Q: If I enable both CDP and CDM at the system level, do I have to use both in every project? No. Both modules are independent. Once CDIS is configured, you can enable one module, the other module, or both. Each project decides which module(s) to use based on its needs. A single institution can have some projects using CDP, some using CDM, and some using both.

Q: Can I convert a CDP project to a CDM project or vice versa? No. CDP and CDM projects have fundamentally different structures. A CDP project has user-defined instruments and flexible mappings; a CDM project has pre-defined instruments. You cannot convert one to the other. You would need to create a new project with the appropriate module.

Q: For prospective studies, is CDP always better than CDM? CDP is typically better for prospective, real-time studies because it allows flexible field mapping and adjudication. However, CDM can also be used for prospective studies if the pre-defined project structure fits your needs. Evaluate both options based on your specific data needs.

Q: Why does CDP require adjudication but CDM doesn't? Adjudication in CDP provides a quality control step — every data value is reviewed before being saved. CDM imports data directly because it typically pulls historical data in bulk, and the assumption is that this data has already been validated in the EHR. For real-time prospective work, adjudication is valuable; for historical bulk pulls, it is usually less critical.

Q: If I enable "Allow multiple data pulls" for a CDM project, can I pull different patients each time? Yes. Multiple data pulls lets you fetch data as many times as you want. However, the MRN list and date range are typically the same for all pulls unless you separately enable "Allow configuration changes" and request admin approval to modify them.

Q: Does CDP or CDM pull all available EHR data, or only what I map/request? CDP pulls only the fields you explicitly map. CDM pulls data for all available fields within the pre-defined instruments (Demographics, Vital Signs, Labs, Allergies, Medications, Problem List) and the date range specified at project creation. You cannot selectively exclude fields in CDM.


6. Common Mistakes & Gotchas

Choosing CDP for a retrospective registry study. CDP is designed for real-time, prospective, patient-by-patient pulls. If you have a large retrospective cohort and just need to import all available EHR data at once, CDM is the better choice. Using CDP for retrospective work is cumbersome because it requires manual patient-by-patient data entry and adjudication.

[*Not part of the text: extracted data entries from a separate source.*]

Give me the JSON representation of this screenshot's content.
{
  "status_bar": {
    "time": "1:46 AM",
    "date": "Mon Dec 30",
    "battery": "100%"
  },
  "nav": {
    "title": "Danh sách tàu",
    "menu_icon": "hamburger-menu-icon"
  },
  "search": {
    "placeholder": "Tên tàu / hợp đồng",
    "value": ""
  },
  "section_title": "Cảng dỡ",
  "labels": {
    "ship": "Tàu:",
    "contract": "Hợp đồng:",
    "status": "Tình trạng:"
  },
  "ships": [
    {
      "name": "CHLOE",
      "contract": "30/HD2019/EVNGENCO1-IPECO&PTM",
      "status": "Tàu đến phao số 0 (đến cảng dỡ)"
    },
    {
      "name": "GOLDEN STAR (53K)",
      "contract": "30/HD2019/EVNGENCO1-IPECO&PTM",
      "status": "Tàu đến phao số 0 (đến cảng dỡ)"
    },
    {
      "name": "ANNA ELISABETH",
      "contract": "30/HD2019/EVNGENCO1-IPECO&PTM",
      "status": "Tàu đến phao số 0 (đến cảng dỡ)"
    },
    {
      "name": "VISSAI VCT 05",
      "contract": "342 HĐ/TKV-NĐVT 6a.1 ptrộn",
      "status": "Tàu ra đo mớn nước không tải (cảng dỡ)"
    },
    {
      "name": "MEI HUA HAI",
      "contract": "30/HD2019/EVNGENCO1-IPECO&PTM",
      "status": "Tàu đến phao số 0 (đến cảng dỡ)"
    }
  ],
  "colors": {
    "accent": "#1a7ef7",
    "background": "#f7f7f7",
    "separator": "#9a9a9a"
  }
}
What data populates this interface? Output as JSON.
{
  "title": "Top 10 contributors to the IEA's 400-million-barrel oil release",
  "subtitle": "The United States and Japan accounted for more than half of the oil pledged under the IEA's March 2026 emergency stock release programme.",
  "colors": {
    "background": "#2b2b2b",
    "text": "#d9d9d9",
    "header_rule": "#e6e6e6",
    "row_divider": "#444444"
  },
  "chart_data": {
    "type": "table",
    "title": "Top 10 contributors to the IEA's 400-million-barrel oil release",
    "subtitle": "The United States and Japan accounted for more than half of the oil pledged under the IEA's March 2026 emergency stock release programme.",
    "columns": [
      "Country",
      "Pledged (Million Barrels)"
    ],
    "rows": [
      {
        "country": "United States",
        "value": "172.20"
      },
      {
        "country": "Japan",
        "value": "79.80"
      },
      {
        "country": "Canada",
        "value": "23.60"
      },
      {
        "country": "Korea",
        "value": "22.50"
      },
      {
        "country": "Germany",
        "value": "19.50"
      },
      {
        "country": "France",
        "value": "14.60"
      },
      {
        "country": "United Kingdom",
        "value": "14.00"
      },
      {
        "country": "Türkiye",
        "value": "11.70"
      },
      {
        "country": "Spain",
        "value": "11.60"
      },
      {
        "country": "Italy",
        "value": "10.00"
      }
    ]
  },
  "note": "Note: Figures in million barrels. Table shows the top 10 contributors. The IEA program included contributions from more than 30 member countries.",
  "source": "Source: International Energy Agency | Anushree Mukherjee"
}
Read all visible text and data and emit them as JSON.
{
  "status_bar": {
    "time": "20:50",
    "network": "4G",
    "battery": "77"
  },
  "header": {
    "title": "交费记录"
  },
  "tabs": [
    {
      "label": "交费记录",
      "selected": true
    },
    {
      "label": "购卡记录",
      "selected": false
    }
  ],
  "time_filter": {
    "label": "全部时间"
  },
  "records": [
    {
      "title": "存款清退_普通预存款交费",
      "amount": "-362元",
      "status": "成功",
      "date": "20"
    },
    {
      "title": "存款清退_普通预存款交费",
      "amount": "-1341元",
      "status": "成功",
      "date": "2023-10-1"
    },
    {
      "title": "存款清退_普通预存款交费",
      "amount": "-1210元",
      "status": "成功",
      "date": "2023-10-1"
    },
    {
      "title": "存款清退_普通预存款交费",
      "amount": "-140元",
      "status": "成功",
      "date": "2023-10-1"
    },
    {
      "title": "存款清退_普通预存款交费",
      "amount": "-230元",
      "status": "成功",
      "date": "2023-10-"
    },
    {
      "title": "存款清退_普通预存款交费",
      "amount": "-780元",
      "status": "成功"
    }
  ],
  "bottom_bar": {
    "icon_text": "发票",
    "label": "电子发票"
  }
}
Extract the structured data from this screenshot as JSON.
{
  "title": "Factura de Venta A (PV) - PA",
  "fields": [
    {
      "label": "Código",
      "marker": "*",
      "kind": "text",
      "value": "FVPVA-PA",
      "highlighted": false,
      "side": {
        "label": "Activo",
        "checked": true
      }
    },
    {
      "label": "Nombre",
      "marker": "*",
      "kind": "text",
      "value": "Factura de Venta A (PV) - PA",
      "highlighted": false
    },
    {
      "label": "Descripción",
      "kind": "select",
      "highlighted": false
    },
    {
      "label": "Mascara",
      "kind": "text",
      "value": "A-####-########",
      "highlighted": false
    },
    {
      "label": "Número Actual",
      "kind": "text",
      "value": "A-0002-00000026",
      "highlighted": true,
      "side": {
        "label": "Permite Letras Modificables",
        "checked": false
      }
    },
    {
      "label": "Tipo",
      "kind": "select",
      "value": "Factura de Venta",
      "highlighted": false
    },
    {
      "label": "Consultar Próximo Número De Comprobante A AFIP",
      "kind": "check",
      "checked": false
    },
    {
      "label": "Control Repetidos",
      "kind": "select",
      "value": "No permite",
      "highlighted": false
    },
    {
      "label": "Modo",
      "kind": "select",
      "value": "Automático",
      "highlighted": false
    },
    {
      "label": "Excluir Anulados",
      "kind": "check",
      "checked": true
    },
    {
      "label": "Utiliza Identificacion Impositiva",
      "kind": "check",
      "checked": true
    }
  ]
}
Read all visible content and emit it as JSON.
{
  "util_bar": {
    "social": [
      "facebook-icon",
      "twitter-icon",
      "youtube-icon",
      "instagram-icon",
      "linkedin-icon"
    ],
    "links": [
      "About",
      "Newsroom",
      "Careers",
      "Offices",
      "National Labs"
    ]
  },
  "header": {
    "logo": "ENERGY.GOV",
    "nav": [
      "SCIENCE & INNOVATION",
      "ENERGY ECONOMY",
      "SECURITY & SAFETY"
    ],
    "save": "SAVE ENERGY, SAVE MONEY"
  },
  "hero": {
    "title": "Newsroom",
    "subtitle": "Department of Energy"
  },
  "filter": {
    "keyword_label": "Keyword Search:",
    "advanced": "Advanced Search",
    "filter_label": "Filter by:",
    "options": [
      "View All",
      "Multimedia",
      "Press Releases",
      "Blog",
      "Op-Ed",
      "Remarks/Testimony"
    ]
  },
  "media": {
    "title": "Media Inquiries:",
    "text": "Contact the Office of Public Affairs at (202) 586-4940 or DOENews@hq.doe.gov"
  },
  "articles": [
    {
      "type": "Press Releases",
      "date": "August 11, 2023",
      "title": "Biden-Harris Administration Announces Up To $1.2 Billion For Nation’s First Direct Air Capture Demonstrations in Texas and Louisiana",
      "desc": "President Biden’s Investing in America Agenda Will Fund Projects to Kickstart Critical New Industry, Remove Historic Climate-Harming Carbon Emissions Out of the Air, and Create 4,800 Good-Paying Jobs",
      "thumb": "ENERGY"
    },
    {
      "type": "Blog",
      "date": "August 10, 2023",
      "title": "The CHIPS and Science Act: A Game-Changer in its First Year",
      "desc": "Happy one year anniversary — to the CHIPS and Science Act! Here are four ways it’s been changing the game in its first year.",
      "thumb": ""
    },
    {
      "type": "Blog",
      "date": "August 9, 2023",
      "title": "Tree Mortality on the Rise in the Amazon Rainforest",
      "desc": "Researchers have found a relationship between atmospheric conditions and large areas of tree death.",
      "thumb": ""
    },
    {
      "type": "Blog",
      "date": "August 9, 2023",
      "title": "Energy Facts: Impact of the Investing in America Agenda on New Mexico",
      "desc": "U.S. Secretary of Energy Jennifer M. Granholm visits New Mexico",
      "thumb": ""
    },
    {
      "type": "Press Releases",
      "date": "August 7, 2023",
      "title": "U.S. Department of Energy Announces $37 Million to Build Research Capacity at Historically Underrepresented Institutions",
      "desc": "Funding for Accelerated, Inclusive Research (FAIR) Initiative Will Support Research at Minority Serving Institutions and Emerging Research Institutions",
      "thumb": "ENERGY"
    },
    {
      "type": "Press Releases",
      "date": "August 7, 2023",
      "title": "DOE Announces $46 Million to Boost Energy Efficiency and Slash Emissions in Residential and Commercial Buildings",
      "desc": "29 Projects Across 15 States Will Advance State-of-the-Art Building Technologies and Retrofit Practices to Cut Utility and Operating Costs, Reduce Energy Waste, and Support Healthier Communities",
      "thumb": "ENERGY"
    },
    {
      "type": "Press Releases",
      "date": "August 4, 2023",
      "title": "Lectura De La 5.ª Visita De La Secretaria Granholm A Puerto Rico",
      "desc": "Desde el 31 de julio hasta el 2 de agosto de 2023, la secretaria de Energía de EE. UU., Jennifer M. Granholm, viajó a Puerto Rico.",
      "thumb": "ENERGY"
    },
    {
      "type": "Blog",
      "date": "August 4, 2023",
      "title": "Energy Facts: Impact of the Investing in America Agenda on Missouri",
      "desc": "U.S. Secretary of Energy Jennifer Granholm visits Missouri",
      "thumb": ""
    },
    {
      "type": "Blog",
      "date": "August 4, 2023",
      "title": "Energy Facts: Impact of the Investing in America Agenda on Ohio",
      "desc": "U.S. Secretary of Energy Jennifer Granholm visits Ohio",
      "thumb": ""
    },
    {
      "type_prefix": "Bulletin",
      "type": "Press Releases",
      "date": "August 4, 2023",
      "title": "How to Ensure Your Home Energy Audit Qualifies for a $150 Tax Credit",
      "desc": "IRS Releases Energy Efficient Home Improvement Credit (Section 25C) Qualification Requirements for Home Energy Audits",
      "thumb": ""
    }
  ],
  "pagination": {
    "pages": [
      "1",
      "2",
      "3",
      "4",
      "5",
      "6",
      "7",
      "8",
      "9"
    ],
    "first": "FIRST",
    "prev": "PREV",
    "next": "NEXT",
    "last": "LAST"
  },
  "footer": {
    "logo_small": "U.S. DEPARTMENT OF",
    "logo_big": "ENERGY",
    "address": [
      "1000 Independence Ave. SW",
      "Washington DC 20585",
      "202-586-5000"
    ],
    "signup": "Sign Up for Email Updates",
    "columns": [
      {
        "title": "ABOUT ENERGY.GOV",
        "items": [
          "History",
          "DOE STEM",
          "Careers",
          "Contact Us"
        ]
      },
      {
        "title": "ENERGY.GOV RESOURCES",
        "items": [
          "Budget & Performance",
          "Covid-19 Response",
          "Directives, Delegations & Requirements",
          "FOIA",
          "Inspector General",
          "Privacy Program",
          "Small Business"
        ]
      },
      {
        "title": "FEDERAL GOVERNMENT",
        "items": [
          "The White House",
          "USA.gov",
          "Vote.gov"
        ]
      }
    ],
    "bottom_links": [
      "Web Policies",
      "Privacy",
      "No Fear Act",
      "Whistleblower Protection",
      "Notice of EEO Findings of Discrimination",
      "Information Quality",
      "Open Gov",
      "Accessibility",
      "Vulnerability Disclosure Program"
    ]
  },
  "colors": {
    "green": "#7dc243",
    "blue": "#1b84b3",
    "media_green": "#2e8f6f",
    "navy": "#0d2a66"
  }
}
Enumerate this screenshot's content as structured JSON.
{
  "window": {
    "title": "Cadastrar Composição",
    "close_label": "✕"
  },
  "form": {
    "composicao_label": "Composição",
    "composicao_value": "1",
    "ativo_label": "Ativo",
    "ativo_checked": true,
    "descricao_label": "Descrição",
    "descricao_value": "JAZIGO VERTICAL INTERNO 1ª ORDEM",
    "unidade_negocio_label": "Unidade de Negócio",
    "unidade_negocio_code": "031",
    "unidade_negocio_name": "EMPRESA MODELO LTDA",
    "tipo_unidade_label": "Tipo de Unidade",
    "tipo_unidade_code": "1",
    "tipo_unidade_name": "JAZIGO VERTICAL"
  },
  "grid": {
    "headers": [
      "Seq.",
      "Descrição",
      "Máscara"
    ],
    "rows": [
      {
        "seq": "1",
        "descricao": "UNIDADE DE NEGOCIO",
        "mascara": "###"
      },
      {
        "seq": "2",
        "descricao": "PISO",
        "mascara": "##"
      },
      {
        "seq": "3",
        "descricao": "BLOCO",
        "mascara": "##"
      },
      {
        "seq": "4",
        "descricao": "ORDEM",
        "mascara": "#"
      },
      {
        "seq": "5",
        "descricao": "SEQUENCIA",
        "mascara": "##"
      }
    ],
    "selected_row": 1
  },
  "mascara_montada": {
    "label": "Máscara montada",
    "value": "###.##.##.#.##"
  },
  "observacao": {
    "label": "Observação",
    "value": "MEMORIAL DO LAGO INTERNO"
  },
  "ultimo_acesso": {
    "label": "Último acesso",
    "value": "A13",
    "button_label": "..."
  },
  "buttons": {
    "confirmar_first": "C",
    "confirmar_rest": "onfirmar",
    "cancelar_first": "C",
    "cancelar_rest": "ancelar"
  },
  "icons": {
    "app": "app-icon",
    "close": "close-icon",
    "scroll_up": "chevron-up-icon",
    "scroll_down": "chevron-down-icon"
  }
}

Assuming CDM's pre-defined project structure is customizable. CDM's fixed instrument structure (Demographics, Vital Signs, Labs, etc.) cannot be changed without risking data pull failures. If your study needs a different project structure, use CDP instead, where you can map any fields you want.

Forgetting that CDM data is not adjudicated, then discovering data quality issues. CDM imports data directly without a human review step. If your EHR data contains duplicate entries, unit errors, or other quality issues, they will be imported as-is into REDCap. Plan for a post-import review or data cleaning step if data quality is a concern.

Enabling both CDP and CDM privileges without clear documentation. If your institution supports both modules, ensure that users understand which projects should use which module. Document your criteria (e.g., "CDP for prospective studies under 50 patients; CDM for registries over 100 patients"). Without clear guidelines, users may choose the wrong tool.

Not planning for repeated data in CDM. In CDM, each individual value from the EHR becomes a separate repeating instance. A patient with 100 lab results will generate 100 repeating instances of the Labs instrument. Plan your data analysis and export strategy accordingly, and be aware of the size of the dataset you are pulling.